Petite série suédoise (trop) discrète mise en ligne par Netflix en mars, Kalifat s’avère une très belle réussite sur le sujet difficile de la radicalisation islamiste, traitée du point de vue féminin.
La montée de la radicalisation islamiste chez les jeunes, immigrés ou non, et de leur basculement toujours possible dans le terrorisme – fuite en Syrie ou attentats en Europe – est l’un des défis les plus graves que les démocraties aient rencontrés au cours de la dernière décennie : le traiter dans une fiction commerciale est d’autant plus risqué qu’il est facile de tomber dans la simplification raciste et la démagogie populiste, comme nombre de politiciens européens de tous bords.

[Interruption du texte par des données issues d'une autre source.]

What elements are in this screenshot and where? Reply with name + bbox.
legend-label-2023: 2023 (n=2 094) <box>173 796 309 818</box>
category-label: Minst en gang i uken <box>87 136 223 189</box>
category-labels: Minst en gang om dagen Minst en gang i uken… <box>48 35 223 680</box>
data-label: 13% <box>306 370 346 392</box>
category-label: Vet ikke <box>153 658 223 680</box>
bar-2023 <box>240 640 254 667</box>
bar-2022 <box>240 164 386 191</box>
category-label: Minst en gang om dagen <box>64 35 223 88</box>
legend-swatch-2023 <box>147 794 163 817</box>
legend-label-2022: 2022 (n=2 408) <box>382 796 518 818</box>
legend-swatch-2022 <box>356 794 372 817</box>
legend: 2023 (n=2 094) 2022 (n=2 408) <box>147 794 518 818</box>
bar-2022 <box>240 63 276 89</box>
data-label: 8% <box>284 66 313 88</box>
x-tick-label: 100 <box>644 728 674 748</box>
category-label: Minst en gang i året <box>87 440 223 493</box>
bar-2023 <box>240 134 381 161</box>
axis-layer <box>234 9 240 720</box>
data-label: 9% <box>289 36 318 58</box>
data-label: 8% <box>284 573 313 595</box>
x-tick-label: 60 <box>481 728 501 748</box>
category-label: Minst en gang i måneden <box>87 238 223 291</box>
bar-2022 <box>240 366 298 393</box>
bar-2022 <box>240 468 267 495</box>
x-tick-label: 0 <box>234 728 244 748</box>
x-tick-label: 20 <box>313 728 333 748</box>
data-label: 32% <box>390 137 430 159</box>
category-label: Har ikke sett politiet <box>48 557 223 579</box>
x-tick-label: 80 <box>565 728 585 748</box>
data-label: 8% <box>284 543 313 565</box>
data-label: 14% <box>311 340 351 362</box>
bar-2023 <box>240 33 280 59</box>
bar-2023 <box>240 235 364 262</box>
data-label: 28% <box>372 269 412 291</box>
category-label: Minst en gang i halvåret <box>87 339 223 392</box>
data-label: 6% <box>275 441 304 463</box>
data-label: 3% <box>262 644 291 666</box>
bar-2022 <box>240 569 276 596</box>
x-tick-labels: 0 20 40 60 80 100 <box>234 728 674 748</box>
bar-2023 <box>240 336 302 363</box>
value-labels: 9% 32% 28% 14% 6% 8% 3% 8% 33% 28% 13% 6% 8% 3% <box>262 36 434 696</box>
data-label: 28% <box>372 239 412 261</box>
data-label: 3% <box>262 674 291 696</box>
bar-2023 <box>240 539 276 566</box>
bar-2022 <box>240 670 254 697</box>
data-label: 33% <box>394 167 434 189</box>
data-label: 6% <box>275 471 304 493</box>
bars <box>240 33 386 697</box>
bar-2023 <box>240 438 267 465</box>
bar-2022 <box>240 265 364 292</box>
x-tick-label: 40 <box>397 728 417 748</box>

Rajouter à cela la dose de suspense et d’action nécessaire au bon fonctionnement du scénario destiné à « accrocher » les téléspectateurs pendant 8 épisodes de 45 minutes tient de la mission impossible, tant les risques de dérapages sont élevés. Il faut donc chanter bien fort les louanges de Kalifat, la série suédoise centrée sur les agissements criminels de l’Etat Islamique, en Syrie comme en Europe : si ce n’est pas « la Série de l’Année », c’est une belle réussite, qui dépasse même en justesse et en pertinence les efforts de mastodontes comme Homeland ou le Bureau des Légendes, en dépit de quelques incohérences et surtout d’un twist – heureusement pas « final » – capillotracté n’ajoutant rien à la peinture faite jusque là d’une société suédoise dépassée, tant au niveau structurel qu’individuel, par la menace islamiste.
Le choix fait par Wilhelm Behrman et Niklas Rockström, son scénariste, par ailleurs remarquablement tenu tout au long de Kalifat, est de centrer la série sur des personnages féminins forts, qu’ils soient victimes ou bourreaux, et de parier sur une interprétation jamais caricaturale, toujours empathique vis à vis d’êtres réels, à la souffrance desquels on croit quasiment toujours. S’il y a d’ailleurs des personnages moins réussis, moins complexes, ce sont toujours des personnages masculins, comme les deux terroristes suédois « pure souche » qui sombrent dans la caricature, comme le policier « side kick » qui n’est que fonctionnel pour le récit, ou comme – et c’est plus ennuyeux – comme le patron de l’agence de renseignement, réduit à un cliché facile de manipulateur sans conscience. Il faut à l’inverse souligner cette remarquable création qu’est ici « The Traveller », l’agent infiltré sans état d’âme, le vecteur de contamination si habile, qui matérialise sans excès inutiles aussi bien la séduction de la rébellion que la détermination inhumaine de ces combattants modernes que sont les djihadistes.
Sans avoir recours à ces effets d’image raffinée et de mise en scène sophistiquée typique des séries actuelles – et qui dénotent finalement une sorte de complexe vis à vis du « vrai cinéma » -, Kalifat construit sa force sur sa proximité constante avec ses jeunes filles et ses femmes en souffrance, plus ou moins soumises, plus ou moins perdues dans une société profondément machiste – que cela soit en Suède ou en Syrie, que leur univers soit la démocratie occidentale ou le « califat » totalitaire – au sein de laquelle elles peinent, non seulement à s’affirmer, mais souvent simplement à exister. L’excellent dernier épisode (si l’on excepte ce fameux « twist » inutile), qui refuse au spectateur la satisfaction d’une conclusion en noir et blanc, mais préfère des demi-victoires et des semi-défaites, est une conclusion idéale à cette série sensible – voire bouleversante par instants -, intelligente (parce qu’elle respecte son sujet, et lui fait justice sans le simplifier)… Et également une possible introduction à une seconde saison, car, et n’ayez aucun doute là-dessus, cette guerre-là continue.